The City Line railway project builds a six km long commuter train tunnel under the central parts of Stockholm, Sweden. The tunnel will be built in bedrock and some parts are now undergoing ground reinforcement.
One section of the tunnel will be constructed directly under a building from 1870. As it is listed as a National Heritage, it is protected by strict national laws that complicates the construction works.
A complex construction project
Plans for the City Line railway project in Stockholm, Sweden, has been made for decades. In 2006, the project started and has environmental friendliness as a top priority. A six km long commuter tunnel will go under the central parts of Stockholm. When the project is completed in 2017, the track capacity in Stockholm will be doubled.
Most of the tracks will be located in Stockholm’s bedrock, ideal for tunnel constructions. In one area, the bedrock is more than 60 m below ground surface. Today’s park Fatburen was once a small lake. The lake was filled with sand, mud and boulders as a part of building the railway station Stockholm South in the late 1850’s.
Drilling under a National Heritage building
A building from 1870 is located close to the Fatburen park, with half of the building resting on bedrock while the other part is located on the former lake. The new railway tracks are planned to pass right under the building. It is listed as a National Heritage and protected by strict national laws that complicates the construction of the new tunnel; the building must not be demolished, moved or damaged.

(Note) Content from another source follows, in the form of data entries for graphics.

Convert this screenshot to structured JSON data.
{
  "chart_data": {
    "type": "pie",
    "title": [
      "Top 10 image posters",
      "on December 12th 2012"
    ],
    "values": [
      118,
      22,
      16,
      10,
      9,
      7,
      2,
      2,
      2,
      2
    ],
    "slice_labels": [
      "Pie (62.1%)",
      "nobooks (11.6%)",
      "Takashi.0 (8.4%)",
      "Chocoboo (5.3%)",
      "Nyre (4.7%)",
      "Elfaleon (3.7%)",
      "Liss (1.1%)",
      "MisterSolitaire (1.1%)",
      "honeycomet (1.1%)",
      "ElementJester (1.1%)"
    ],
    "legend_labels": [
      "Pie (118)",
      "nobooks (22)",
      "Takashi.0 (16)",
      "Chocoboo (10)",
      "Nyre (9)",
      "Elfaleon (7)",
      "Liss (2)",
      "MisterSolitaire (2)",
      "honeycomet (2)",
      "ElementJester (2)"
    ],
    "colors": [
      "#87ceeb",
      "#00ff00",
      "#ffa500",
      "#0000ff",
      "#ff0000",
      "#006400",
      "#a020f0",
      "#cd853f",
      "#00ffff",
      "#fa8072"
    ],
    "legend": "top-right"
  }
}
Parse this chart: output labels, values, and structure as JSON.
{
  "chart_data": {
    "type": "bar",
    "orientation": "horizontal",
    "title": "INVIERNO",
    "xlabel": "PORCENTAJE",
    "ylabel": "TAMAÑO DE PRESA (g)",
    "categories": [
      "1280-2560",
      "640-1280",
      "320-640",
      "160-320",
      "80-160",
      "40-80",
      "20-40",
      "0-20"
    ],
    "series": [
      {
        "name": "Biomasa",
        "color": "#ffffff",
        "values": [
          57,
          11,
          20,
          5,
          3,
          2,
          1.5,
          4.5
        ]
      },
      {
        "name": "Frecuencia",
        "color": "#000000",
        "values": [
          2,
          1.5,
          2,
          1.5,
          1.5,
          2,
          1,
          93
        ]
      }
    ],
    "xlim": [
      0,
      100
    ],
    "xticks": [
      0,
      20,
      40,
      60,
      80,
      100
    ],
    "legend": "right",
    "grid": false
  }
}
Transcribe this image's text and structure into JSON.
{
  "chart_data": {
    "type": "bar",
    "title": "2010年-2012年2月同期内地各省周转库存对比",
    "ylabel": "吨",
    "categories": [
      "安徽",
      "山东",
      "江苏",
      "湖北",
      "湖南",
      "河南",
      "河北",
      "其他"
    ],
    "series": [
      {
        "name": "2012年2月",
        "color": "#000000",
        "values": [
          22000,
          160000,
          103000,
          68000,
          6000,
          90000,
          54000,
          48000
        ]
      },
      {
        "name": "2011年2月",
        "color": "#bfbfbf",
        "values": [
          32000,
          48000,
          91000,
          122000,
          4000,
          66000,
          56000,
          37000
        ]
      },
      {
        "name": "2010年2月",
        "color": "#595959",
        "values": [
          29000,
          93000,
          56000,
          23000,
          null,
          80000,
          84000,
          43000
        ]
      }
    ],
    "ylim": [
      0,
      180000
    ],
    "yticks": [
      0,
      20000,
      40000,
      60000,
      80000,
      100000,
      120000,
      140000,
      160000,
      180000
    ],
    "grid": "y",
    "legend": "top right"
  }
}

Trafikverket (the Swedish Transport Administration) prescribed the use of water-powered DTH hammer for the drilling in the area. The environmental aspects included the demand for low noise level in the urban area as well as the minimal risk of subsidence.
The contractor Bilfinger Spezialtiefbau has chosen to install a total of 300 casings in to support the building. They are drilled down into the bedrock, up to 68 m down, using Wassaras water-powered DTH hammer W80. The drilling takes place in a very sensitive environment and in cramped spaces. Large oak piles and boulders were once used for foundation and must now be drilled through during the operation.
The tunnel itself is being built in reverse order, as the tunnel roof is being constructed first. After excavating down to 14 m below the building, the tunnel walls will be built before the floor construction completes the tunnel.
Wassara W150 hammer, ready for casing advancing under the building. The tunnel roof is clearly visible here. (Photo courtesy of Bilfinger Spezialtiefbau)
Ground reinforcement in an old lake
The Fatburen area is also undergoing extensive ground reinforcement due to the new railway requirements. This comprises a large amount of long holes to be drilled for jet grouting and piling in sensitive environment. When completed, a total of 4 800 grout holes, 700 RD piles and 1 200 steel core piles have been installed.
Wassaras water-powered DTH hammer W150 is used for casing advancing, a total of about 35 000 m casings are being installed. They all go one meter into competent bedrock, giving boreholes of 15-68 m. For steel core piles, underdrilling in rock to 13 m have been done.
The railway tunnel in the bedrock is opening up behind what once was a small lake, now undergoing ground reinforcement.
Incoming water for powering Wassaras DTH hammer is taken from public sources. The spill water passes through a system of sedimentation tanks with a total volume of 200 m3. Before being discharged to the public sewer system, samples are taken to ensure that local requirements are met.